Sampai pada bagian ini dapat ditemukan bahwa teks yang diproduksi melalui paragraph pada berita yang digunakan sebagai contoh ini sama sekali tidak memberikan kesempatan kepada obyek (korban) tindak kekerasan seksual untuk menampilkan diri dan gagasannya dalam teks/berita. Semua alur peristiwa dilakukan oleh subyek (pencerita/penulis) untuk merepresentasikan obyek dalam berita itu.
Pada bagian akhir ditemukan bahwa bukti kejahatan seksual ternyata tidak cukup dengan hadirnya korban yang melapor, namun diperlukan bukti lain berupa hasil visum untuk membuktikan suatu bentuk kejahatan pada sebuah peristiwa. Mari kita lihat pada pargaraf terkahir dari berita tesebut terdapat kalimat:
"Kami juga ingin korban diperiksa secara medis, untuk membuktikan bahwa saudara-saudara saya tidak bersalah,"

Dari kalimat ini terlihat bentuk perspektif yang melemahkah posisi perempuan bahwa meskipun sudah terdapat bukti tindak kekerasan seksual yakni korban dan pelaku, diperkuat oleh laporan dan testimoni korban, namun harus dibuktikan secara medis dan yang terpenting adalah membuktikan bahwa para tersangka tersebut tidak bersalah.
Dengan melihat pada keseluruhan bagunan wacana dalam berita ini, maka posisi penulis merupakan subyek (pencerita) pada berita ini sementara posisi pembaca tidak disertakan atau ekslusif, dimana tidak ditemukan hal-hal atau data yang mendukung keterlibatan pembaca dalam teks yang dihasilkan.
F.     Kesimpulan
Berdasarkan uraian pada pembahasan di atas, maka penulis dapat menarik beberapa kesimpulan sebagai berikut:
1.      Bahwa teks mengalami bias dalam merepresentasikan perempuan dalam teks berita daring “Sebulan, Gadis Jepang Ini disekap dan jadi Budak Seks.”
2.      Marginalisasi perempuan terwujud dalam bentuk pelemahan posisi perempuan misalnya, ketika perempuan bepergian sendirian, diperlakukan dengan ramah (pada awalnya) dan penggunaan bahasa yang sama.
3.      Tindak kekerasan terhadap perempuan menjadi agenda gerakan feminis yang bertujuan untuk meningkatkan rasa aman terhadap perempuan itu sendiri.
Referensi
Anshori, S. Dadang (Ed). 1997. Membincangkan Feminisme.
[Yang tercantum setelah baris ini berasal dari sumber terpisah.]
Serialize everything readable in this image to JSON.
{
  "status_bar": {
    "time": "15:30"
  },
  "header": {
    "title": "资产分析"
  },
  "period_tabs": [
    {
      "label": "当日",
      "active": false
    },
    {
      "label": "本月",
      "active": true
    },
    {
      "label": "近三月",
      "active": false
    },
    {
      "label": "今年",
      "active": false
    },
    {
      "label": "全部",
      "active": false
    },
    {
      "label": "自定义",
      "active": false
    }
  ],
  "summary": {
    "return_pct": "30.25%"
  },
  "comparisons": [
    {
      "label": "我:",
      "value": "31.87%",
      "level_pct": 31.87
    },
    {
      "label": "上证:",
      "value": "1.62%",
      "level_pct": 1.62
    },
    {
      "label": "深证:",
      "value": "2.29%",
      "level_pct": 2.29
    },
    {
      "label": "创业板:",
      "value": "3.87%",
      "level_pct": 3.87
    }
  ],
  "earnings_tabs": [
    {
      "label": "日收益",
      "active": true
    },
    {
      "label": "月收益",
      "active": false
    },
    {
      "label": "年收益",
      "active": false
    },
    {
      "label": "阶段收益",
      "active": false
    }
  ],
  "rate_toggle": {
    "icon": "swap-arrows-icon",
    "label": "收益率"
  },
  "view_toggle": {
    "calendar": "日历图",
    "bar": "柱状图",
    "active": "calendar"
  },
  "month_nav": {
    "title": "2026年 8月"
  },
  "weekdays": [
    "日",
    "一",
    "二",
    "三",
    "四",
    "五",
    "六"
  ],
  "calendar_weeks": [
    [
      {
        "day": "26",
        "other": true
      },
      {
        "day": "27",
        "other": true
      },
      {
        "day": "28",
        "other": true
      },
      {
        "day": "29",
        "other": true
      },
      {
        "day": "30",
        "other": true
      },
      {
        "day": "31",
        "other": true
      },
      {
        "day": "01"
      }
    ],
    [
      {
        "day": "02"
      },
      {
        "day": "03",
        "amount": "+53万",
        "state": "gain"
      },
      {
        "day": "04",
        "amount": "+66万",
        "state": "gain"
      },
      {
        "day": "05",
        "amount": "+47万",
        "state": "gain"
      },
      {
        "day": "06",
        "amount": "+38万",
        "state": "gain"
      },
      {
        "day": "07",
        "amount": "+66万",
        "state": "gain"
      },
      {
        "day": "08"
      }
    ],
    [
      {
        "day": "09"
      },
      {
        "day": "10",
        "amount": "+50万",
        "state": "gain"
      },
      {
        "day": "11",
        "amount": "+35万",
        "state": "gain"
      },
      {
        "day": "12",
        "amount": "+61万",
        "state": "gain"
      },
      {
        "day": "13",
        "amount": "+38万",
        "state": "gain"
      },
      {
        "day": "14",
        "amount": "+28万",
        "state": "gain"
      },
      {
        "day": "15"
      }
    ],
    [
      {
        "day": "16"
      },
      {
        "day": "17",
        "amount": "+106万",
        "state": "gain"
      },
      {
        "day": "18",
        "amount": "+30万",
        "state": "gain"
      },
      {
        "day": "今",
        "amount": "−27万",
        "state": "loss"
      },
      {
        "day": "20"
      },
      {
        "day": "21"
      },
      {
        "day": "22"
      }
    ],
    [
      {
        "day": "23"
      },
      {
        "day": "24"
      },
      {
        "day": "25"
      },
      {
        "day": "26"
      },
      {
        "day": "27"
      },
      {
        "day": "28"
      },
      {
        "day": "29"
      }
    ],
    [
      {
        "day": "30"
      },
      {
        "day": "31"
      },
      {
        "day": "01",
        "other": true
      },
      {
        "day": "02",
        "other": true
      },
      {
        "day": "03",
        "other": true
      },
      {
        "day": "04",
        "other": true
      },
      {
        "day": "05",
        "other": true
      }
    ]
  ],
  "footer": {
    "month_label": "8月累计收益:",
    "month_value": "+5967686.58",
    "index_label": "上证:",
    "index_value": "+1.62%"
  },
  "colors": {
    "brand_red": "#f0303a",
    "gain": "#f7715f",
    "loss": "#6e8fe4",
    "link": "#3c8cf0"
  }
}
Pustaka Hidayah. Bandung
Darma, Yoce Aliah. 2014. Analisis Wacana Kritis. Refika Aditama. Bandung.
Ibrahim, Abdul Syukur (Ed). 2009. Metode Analisis Teks dan Wacana. Pustaka Pelajar.Yogyakarta.
Illich, Ivan. 2007. Matinya Gender. Pustaka Pelajar. Yogyakarta.
Sadli, Saparinah. 2010. Berbeda tetapi Setara. Kompas Media Nusantara. Jakarta.